Then he plodded aft, to where the taller and leaner figure of Mr. Cortlandt stood in the shadow of the poop. As he walked, he noted two squat carronades, roped to the deck, and, glancing behind him to the bow of the vessel, he saw a long, slim gun, mounted upon a swivel. He was almost upon Mr. Cortlandt now, and he found that the man was following his eyes. There was something curiously mild about Mr. Cortlandt, perhaps his pale, almost colorless eyes and his curling side whiskers.
“Good m
orning,” Mr. Cortlandt said to him, good-naturedly.
Taken aback, he nodded.
“I see that you were looking over our little vessel. Are you by any chance familiar with—ships?”
“No—sir.”
Wagging his head, Mr. Cortlandt smiled. “You will do,” he decided. “Only a fool or an animal fights when he is beaten. But I like a fighter.”
John Preswick stared at him, turquoise into watery blue. He said nothing.
“Let us have the matter straight,” Mr. Cortlandt suggested. “You were impressed while in a state of unconsciousness. Of that we know nothing. You were brought on board by Mr. Kwalkee, whom we have always known as an honorable man. He said that you would appreciate a trip upon the sea, and he gave me some small sum of money to assure himself that you would not again return to Charleston. But I am not a murderer. And now, several days out to sea, we discover, to our surprise, that you had no intentions of pursuing the sea as a career. Have you any money!”
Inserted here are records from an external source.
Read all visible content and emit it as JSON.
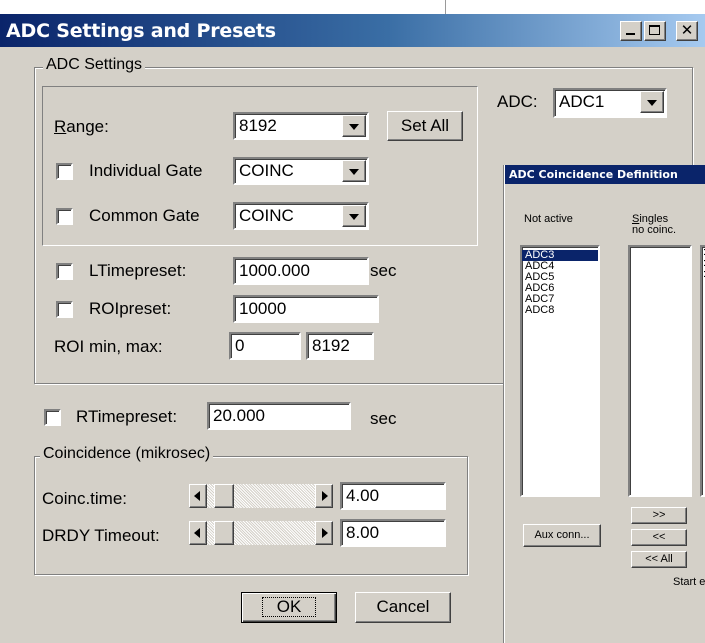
{
  "window": {
    "title": "ADC Settings and Presets",
    "min_icon": "minimize-icon",
    "max_icon": "maximize-icon",
    "close_icon": "close-icon"
  },
  "adc_settings": {
    "group_label": "ADC Settings",
    "range_label": "Range:",
    "range_value": "8192",
    "set_all_label": "Set All",
    "individual_gate_label": "Individual Gate",
    "individual_gate_value": "COINC",
    "common_gate_label": "Common Gate",
    "common_gate_value": "COINC",
    "ltimepreset_label": "LTimepreset:",
    "ltimepreset_value": "1000.000",
    "ltimepreset_unit": "sec",
    "roipreset_label": "ROIpreset:",
    "roipreset_value": "10000",
    "roi_minmax_label": "ROI min, max:",
    "roi_min": "0",
    "roi_max": "8192"
  },
  "adc": {
    "label": "ADC:",
    "value": "ADC1"
  },
  "rtimepreset": {
    "label": "RTimepreset:",
    "value": "20.000",
    "unit": "sec"
  },
  "coincidence": {
    "group_label": "Coincidence (mikrosec)",
    "coinc_time_label": "Coinc.time:",
    "coinc_time_value": "4.00",
    "coinc_time_position": 0.08,
    "drdy_label": "DRDY Timeout:",
    "drdy_value": "8.00",
    "drdy_position": 0.08
  },
  "buttons": {
    "ok": "OK",
    "cancel": "Cancel"
  },
  "coinc_dialog": {
    "title": "ADC Coincidence Definition",
    "not_active_label": "Not active",
    "singles_label_1": "Singles",
    "singles_label_2": "no coinc.",
    "not_active_items": [
      "ADC3",
      "ADC4",
      "ADC5",
      "ADC6",
      "ADC7",
      "ADC8"
    ],
    "selected_item": "ADC3",
    "aux_conn_label": "Aux conn...",
    "move_right_label": ">>",
    "move_left_label": "<<",
    "move_all_left_label": "<< All",
    "start_label": "Start e"
  },
  "colors": {
    "face": "#d4d0c8",
    "title_active": "#0a246a",
    "title_gradient_end": "#a6caf0"
  }
}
Involuntarily, John Preswick’s fingers slid to his waist. Then he smiled, wiped his face with the back of his hand, and shrugged. “I had three thousand dollars—for which Mr. Kwalkee will some day pay with his life. You know damn’ well that I have nothing now!”
“Softly—softly. Three thousand dollars. Well, that is a sum, though I should not have thought it of Kwalkee. And now you have nothing.”
“Nothing.”
“Sir.”
“Sir.”
Sympathetically, Mr. Cortlandt shook his head. “That only leaves two alternatives: work, or go over the side, and I shouldn’t advise the latter; land is some hundreds of miles away.”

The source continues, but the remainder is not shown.